Apa saja? Berikut ini tiga di antaranya, sebagaimana dirangkum KompasTekno dari Business Insider, Jumat (11/11/2016).

1. Repatriasi pajak

Sudah menjadi rahasia umum bahwa korporasi besar AS -termasuk dari industri teknologi- gemar menyimpan duit di luar negeri demi menghindari pajak korporasi sebesar 35 persen.

Di luar sektor finansial, dana sebesar 1,2 triliun dollar AS milik perusahaan-perusahaan asal Amerika diperkirakan terparkir di negara-negara lain. Dari angka tersebut, Apple adalah pemilik dana terbesar, mencapai 200 miliar dollar AS dalam bentuk uang kas dan surat berharga.
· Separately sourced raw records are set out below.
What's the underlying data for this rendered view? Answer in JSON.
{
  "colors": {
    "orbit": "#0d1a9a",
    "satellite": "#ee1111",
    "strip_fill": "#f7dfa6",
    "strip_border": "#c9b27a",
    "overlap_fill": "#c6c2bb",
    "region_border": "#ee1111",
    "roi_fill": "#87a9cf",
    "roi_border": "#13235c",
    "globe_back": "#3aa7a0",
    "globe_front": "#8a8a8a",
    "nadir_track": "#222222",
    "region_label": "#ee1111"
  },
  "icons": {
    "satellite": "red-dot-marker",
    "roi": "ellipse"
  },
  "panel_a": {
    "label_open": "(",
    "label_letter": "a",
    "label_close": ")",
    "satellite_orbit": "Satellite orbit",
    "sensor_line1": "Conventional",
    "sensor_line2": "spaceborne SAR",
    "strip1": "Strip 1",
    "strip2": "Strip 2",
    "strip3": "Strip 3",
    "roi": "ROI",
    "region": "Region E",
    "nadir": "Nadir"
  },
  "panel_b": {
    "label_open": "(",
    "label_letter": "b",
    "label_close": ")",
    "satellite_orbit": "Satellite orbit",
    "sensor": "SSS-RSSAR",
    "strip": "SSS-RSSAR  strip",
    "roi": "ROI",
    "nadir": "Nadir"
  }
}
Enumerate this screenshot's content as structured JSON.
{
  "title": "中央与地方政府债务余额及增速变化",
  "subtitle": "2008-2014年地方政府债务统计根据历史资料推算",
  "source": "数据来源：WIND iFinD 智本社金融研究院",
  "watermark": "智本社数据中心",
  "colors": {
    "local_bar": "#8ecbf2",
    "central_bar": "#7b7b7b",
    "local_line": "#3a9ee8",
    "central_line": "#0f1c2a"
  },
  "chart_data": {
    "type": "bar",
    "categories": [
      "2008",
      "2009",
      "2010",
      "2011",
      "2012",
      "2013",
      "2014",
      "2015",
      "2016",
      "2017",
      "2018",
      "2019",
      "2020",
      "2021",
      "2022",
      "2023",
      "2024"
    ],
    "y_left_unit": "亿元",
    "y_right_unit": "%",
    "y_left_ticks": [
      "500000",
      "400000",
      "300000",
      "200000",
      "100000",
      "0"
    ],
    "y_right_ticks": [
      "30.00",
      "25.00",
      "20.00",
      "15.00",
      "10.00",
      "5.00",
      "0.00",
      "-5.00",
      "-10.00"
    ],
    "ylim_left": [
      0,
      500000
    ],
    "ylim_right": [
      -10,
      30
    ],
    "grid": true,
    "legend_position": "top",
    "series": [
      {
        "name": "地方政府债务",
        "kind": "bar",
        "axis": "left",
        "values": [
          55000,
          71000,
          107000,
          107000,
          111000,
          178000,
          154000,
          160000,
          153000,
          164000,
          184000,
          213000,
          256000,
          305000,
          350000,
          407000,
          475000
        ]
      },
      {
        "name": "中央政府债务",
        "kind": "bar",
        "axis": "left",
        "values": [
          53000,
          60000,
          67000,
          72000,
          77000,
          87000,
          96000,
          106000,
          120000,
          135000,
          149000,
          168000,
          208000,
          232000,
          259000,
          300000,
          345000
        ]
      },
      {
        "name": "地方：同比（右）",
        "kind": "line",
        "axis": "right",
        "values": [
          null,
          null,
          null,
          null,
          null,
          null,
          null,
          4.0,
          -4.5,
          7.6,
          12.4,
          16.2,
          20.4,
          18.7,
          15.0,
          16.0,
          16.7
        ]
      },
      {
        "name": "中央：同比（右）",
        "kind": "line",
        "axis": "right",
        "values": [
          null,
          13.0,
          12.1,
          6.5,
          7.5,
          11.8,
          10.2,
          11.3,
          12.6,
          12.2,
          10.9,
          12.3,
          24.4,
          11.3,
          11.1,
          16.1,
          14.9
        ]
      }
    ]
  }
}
Trump pernah mengungkapkan rencananya mengurangi persentase pajak korporasi yang sebesar 35 persen demi mengalirkan dana repatriasi ke dalam negeri AS

"Kita akan mengembalikannya. Dana hanya akan dipajaki sebesar 10 persen, bukan 35 persen. Siapa yang mau memulangkan dana kalau dikenai pajak 35 persen? Tak ada, karena memang tak ada yang melakukannya," kata Trump saat berpidato di forum ekonomi New York, September lalu.

Kalau benar terwujud, maka kebijakan Trump terkait pengurangan pajak korporasi itu bakal berdampak posifit buat Apple, juga raksasa-raksasa teknologi lain, seperti Microsoft dan Google yang turut memarkir dana di luar negeri.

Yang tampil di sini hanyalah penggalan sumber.